Important sourcing flag: the price differential between USP and non-USP is ~$20-30/year. There is zero economic incentive to use non-USP MB. Any vendor not explicitly stating USP / pharmaceutical-grade with COA-on-request is to be avoided.

Storage: dark glass bottle (light-sensitive), room temperature, away from sunlight. Stains anything it contacts — keep on hard non-porous surface, use a dedicated dropper.

• Baseline (before starting):

  • G6PD activity — the single most important pre-dose check.
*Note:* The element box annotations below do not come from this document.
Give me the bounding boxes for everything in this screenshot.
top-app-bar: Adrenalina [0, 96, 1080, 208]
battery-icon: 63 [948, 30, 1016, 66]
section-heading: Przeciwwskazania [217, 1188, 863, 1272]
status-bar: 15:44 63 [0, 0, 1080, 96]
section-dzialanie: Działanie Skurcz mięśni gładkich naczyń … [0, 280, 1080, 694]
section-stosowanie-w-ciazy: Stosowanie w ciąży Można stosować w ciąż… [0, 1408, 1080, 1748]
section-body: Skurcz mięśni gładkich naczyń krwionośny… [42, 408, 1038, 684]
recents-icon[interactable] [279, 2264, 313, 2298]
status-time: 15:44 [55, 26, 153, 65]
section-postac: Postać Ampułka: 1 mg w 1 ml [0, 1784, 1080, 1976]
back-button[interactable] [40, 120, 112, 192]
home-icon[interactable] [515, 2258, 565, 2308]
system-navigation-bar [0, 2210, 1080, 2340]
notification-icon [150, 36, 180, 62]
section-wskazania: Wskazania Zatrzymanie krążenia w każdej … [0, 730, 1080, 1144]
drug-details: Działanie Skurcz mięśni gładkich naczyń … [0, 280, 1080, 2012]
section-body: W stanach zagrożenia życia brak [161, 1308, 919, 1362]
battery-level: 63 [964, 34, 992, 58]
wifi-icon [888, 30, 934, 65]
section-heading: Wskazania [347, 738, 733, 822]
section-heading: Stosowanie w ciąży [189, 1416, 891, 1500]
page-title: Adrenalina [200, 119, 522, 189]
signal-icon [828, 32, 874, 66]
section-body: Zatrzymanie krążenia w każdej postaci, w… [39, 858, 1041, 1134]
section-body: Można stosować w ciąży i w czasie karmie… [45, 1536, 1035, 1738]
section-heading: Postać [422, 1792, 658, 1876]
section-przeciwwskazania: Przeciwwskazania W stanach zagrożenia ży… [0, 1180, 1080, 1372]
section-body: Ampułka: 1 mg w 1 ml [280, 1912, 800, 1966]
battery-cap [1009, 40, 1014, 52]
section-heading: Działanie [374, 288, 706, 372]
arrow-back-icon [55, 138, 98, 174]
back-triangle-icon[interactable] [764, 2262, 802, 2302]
Add to June 2026 bloodwork as an explicit line item.
  • CBC + reticulocyte count — baseline to detect any hemolysis signal at week 4.
  • ALT, AST, GGT — hepatic baseline (not a major MB watch but standard).
  • Methemoglobin level — only relevant if any cyanosis symptoms develop; not routinely needed.
  • CYP2D6 phenotype, MAO-A rs6323, NQO1 rs1800566 — from 23andMe; modulate response prediction.
  • APOE genotype — from 23andMe; strengthens rationale if APOE4.
  • Subjective: cognitive-clarity rating at hour 4 of focused work (1-10).
  • Document urine color baseline; document oral mucosa state baseline (for self-comparison during use).

• During use (first 12 weeks, then every 6 months):

  • CBC + reticulocyte count at week 4 (only if any subjective fatigue / dyspnea — not routine).
  • Subjective cognitive-clarity rating at weeks 2, 4, 8, 12.
  • Note any unusual blood-pressure responses if stacking with stimulants.
  • Watch for any serotonergic-syndrome signs if any inadvertent serotonergic exposure (cough syrup, tramadol, etc.).

• Post-cycle (if cycled): No specific monitoring needed beyond the baseline panel at the next routine bloodwork.

For Dylan specifically: tie this into the June 2026 baseline panel he already has scheduled. Critical: G6PD activity must be on that panel. It is a low-cost add-on (often <$20). NQO1 / MAO-A / APOE genotypes derive from 23andMe.